When I was little, my mom would take me to get donut holes early on Saturday mornings. Our donut shop was right on Main Street and had been there since 1949 or something. Anyway, every time we\'d go in there I\'d see this old man drinking coffee and just sort of staring at the walls. He was of about average build, didn\'t have a beard, but wore enough lines on his face to tell you that he\'d been around for a while. For years, every Saturday this old guy was there, sitting and staring. I never saw him talk to anyone or even stand up. It was as if he existed for no other reason than to sit there and drink coffee while I watched him on Saturdays.
I don\'t remember why now, but for the longest time I thought he was God. I guess in my seven-year-old brain I had decided that even God had to take coffee breaks, and that since the donut shop was where all the other old guys went for coffee, that\'s where God would go too.

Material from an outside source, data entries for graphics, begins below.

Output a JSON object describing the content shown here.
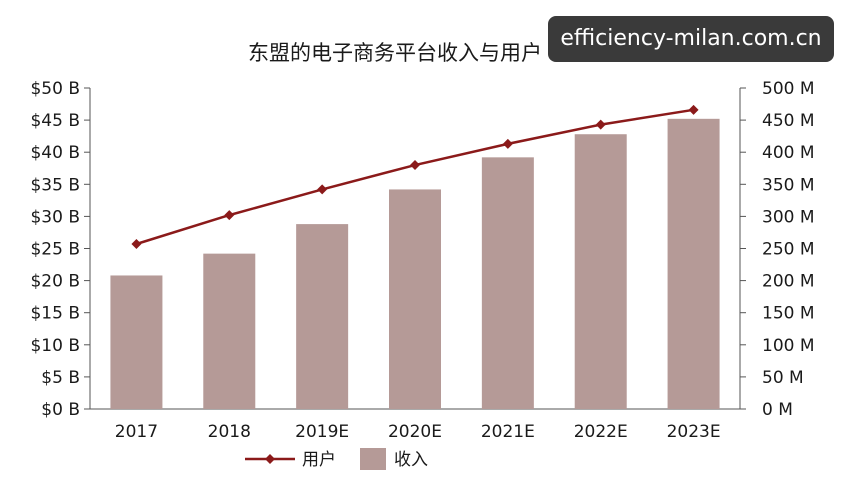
{
  "watermark": "efficiency-milan.com.cn",
  "chart_data": {
    "type": "bar",
    "title": "东盟的电子商务平台收入与用户",
    "categories": [
      "2017",
      "2018",
      "2019E",
      "2020E",
      "2021E",
      "2022E",
      "2023E"
    ],
    "series": [
      {
        "name": "收入",
        "type": "bar",
        "axis": "left",
        "values": [
          20.8,
          24.2,
          28.8,
          34.2,
          39.2,
          42.8,
          45.2
        ],
        "color": "#b59a97"
      },
      {
        "name": "用户",
        "type": "line",
        "axis": "right",
        "values": [
          257,
          302,
          342,
          380,
          413,
          443,
          466
        ],
        "color": "#8b1a1a"
      }
    ],
    "y_left": {
      "ticks": [
        "$0 B",
        "$5 B",
        "$10 B",
        "$15 B",
        "$20 B",
        "$25 B",
        "$30 B",
        "$35 B",
        "$40 B",
        "$45 B",
        "$50 B"
      ],
      "range": [
        0,
        50
      ]
    },
    "y_right": {
      "ticks": [
        "0 M",
        "50 M",
        "100 M",
        "150 M",
        "200 M",
        "250 M",
        "300 M",
        "350 M",
        "400 M",
        "450 M",
        "500 M"
      ],
      "range": [
        0,
        500
      ]
    },
    "legend": {
      "placement": "bottom",
      "items": [
        "用户",
        "收入"
      ]
    },
    "grid": false
  }
}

Years later, I would work at a furniture store delivering shit and basically ruining any and all hopes of ever bending over past the age of forty. Since it was only a block or two down, we\'d take our breaks at that same donut shop I\'d gone to as a little boy. On one of our breaks I found out that God had just been some farmer. And that he\'d died. By then I\'d already had my crisis of faith and decided that religion wasn\'t really my bag of tricks, but it still sort of shocked me that he\'d died. God was dead. I mean, he\'d been dead to me for a while, but now it was real. The God that had been God for me when it really mattered had shuffled off this mortal coil and gone somewhere else.
I still think about that old guy a lot. I\'ve even come close to asking around to find out where he\'s buried. The least I can do is go put some flowers on God\'s grave, right? But I always get afraid and change the subject right before I ask someone. It\'s hard enough to know in my head that there\'s no God anymore. I don\'t need to actually see the body.